- Born: January 3, 1912 St. Louis, Missouri, U.S.
- Died: August 5, 1996 (aged 84) Harbor Springs, Michigan, U.S.
- Known for: Chairman, Augusta National (1980–1991) President, USGA (1968–1969)

Chairman of Augusta National Golf Club
- In office 1978–1991
- Preceded by: William H. Lane
- Succeeded by: Jackson T. Stephens

= Hord Hardin =

American lawyer and golf administrator (1912–1996)

Hord Wilson Hardin (January 3, 1912 – August 5, 1996) was the President of the United States Golf Association (USGA) from 1968 to 1969, then Chairman of the Masters Tournament and the Augusta National Golf Club from 1980 to 1991.

==Biography==
Hardin was born in 1912 in St. Louis, Missouri and graduated from Washington University in St. Louis.

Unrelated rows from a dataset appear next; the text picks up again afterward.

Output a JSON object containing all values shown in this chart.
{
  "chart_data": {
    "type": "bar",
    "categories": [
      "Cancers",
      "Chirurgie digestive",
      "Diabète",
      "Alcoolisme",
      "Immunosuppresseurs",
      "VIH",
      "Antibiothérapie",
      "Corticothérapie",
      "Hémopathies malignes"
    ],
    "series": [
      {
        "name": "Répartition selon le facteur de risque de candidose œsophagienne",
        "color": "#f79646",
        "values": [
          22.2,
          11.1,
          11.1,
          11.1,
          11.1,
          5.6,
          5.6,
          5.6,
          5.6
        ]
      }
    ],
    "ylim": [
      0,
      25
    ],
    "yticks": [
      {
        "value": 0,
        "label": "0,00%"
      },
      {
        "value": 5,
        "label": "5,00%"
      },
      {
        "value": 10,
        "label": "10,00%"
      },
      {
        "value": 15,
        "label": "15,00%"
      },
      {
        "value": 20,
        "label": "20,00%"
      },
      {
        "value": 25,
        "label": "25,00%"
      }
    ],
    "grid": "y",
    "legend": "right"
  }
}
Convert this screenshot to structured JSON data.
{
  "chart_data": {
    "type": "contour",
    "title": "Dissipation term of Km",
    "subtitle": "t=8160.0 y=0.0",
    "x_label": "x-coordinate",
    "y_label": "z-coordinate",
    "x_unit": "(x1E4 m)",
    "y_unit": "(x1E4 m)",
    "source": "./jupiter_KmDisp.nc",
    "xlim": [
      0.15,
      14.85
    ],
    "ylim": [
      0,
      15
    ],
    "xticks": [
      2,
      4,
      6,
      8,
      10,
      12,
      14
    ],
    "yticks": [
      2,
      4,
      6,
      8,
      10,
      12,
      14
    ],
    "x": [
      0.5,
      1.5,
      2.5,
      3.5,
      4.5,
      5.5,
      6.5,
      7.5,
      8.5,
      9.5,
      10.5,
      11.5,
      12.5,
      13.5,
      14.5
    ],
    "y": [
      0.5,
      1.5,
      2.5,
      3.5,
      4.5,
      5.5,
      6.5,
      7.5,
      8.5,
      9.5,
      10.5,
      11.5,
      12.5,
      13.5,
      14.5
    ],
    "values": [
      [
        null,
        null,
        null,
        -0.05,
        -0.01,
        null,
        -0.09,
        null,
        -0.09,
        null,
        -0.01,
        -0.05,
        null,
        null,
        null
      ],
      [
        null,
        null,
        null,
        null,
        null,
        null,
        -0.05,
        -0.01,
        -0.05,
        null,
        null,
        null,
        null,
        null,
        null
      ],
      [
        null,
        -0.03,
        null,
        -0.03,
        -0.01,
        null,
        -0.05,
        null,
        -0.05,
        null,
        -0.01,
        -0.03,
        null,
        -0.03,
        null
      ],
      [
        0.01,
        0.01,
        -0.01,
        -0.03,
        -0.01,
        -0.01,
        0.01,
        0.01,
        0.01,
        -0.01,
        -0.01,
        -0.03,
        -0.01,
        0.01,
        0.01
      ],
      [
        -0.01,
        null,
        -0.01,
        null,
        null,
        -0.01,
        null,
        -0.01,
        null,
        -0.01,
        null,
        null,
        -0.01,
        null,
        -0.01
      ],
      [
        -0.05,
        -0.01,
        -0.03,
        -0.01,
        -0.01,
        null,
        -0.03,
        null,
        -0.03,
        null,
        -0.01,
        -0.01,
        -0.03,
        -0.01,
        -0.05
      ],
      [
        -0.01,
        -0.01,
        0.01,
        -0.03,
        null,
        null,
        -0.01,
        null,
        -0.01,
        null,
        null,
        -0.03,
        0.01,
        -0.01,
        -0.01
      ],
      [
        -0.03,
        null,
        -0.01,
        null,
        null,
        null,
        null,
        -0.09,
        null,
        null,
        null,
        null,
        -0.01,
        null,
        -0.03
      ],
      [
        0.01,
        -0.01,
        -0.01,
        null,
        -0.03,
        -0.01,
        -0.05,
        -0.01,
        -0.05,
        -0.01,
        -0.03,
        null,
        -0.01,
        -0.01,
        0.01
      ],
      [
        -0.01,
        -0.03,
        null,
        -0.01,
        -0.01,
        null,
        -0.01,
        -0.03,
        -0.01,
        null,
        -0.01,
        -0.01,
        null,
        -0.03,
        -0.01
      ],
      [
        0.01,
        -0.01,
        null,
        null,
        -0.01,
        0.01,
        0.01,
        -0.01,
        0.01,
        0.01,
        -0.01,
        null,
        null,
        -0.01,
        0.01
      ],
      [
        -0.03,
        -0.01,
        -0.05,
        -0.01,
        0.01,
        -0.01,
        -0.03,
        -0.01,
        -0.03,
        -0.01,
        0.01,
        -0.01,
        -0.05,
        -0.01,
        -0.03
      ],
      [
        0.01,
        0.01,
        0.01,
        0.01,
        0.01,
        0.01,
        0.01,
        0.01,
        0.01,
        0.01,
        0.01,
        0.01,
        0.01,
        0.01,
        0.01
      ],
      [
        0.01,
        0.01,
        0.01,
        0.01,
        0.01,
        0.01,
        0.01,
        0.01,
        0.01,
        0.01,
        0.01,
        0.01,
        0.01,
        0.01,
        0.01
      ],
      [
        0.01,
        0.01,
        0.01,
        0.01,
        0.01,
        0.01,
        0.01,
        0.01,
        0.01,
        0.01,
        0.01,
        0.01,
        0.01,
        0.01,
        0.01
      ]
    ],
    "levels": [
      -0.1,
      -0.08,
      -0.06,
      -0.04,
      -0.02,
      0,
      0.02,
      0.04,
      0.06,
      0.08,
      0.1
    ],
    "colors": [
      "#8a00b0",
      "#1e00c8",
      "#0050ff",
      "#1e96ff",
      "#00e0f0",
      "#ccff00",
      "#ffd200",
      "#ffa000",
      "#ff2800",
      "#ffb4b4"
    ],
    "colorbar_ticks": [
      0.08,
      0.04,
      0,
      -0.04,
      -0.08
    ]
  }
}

He worked as a lawyer. Later, he competed in six U.S. Amateurs between 1953 and 1963. He served as President of the USGA from 1968 to 1969, then Chairman of the Masters Tournament and the Augusta National Golf Club from 1980 to 1991. He was instrumental in the relocation of the Bellerive Country Club.

He died of a terminal illness in Harbor Springs, Michigan in 1996.